In our own consulting work we often take this approach to identify more strategic behavioural segments among on-line visitors (for clients like the Royal Mail and The Times). This kind of insight can inform a whole range of more tactical marketing activities, each of which will show yield improvement from the fundamental understanding of who the customers are.
Whichever of these two paths that you end up taking (and they need not be mutually exclusive) the central point is that buying into predictive analytics for the first time should be a 3 step approach which incrementally convinces a new adopter that it will bring tangible benefit. The steps are…
- Find enough pertinent information elsewhere about success and failure to see similes within your own business. Do your think your business looks like Harrahs or Time Life for example?

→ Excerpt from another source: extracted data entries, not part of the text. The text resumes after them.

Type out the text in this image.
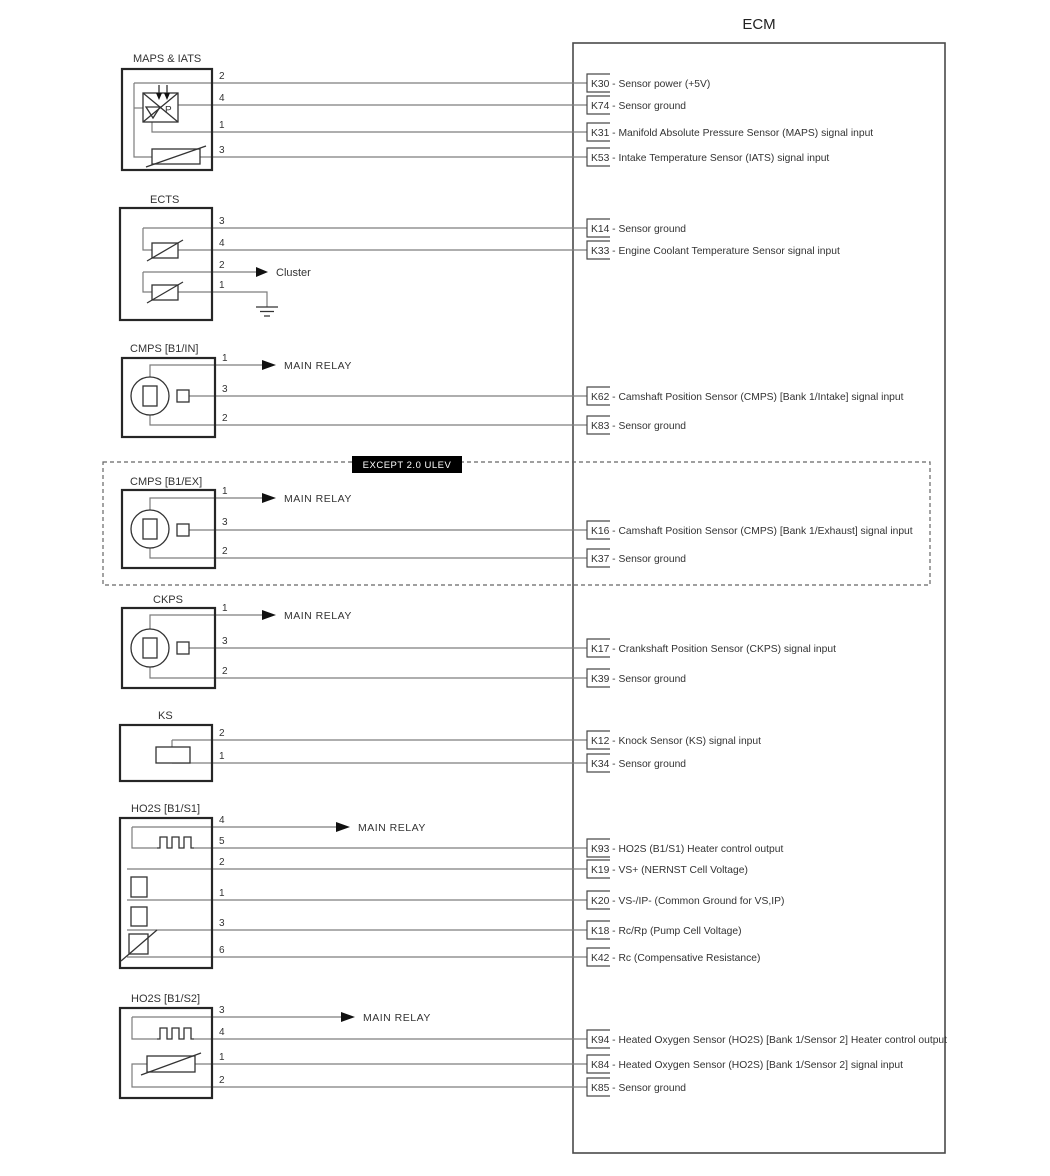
ECM
EXCEPT 2.0 ULEV
MAPS & IATS
P
2
4
1
3
ECTS
Cluster
3
4
2
1
CMPS [B1/IN]
MAIN RELAY
1
3
2
CMPS [B1/EX]
MAIN RELAY
1
3
2
CKPS
MAIN RELAY
1
3
2
KS
2
1
HO2S [B1/S1]
MAIN RELAY
4
5
2
1
3
6
HO2S [B1/S2]
MAIN RELAY
3
4
1
2
K30 - Sensor power (+5V)
K74 - Sensor ground
K31 - Manifold Absolute Pressure Sensor (MAPS) signal input
K53 - Intake Temperature Sensor (IATS) signal input
K14 - Sensor ground
K33 - Engine Coolant Temperature Sensor signal input
K62 - Camshaft Position Sensor (CMPS) [Bank 1/Intake] signal input
K83 - Sensor ground
K16 - Camshaft Position Sensor (CMPS) [Bank 1/Exhaust] signal input
K37 - Sensor ground
K17 - Crankshaft Position Sensor (CKPS) signal input
K39 - Sensor ground
K12 - Knock Sensor (KS) signal input
K34 - Sensor ground
K93 - HO2S (B1/S1) Heater control output
K19 - VS+ (NERNST Cell Voltage)
K20 - VS-/IP- (Common Ground for VS,IP)
K18 - Rc/Rp (Pump Cell Voltage)
K42 - Rc (Compensative Resistance)
K94 - Heated Oxygen Sensor (HO2S) [Bank 1/Sensor 2] Heater control output
K84 - Heated Oxygen Sensor (HO2S) [Bank 1/Sensor 2] signal input
K85 - Sensor ground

- Make an inexpensive internal review – based on 1) and perhaps with the help of consultants/vendors – to realistically assess the chances of success - or the risk of failure (“chance” and “risk” are exactly the metrics that PA gives us!).
- Start to gradually prove PA to yourself and to the other stakeholders in the business. This usually means picking a good business objective in stage 2 - like optimise campaigns, improve landing pages to boost conversion, increase acquisition, etc. – and testing it.
So if you are not already doing so should you be doing predictive analytics? Well … it still depends … but it is certainly something that you should be seriously considering … before your competitors do.
John McConnell is the co-founder of Applied Insights, a UK-based consulting company specialising in customer analytics.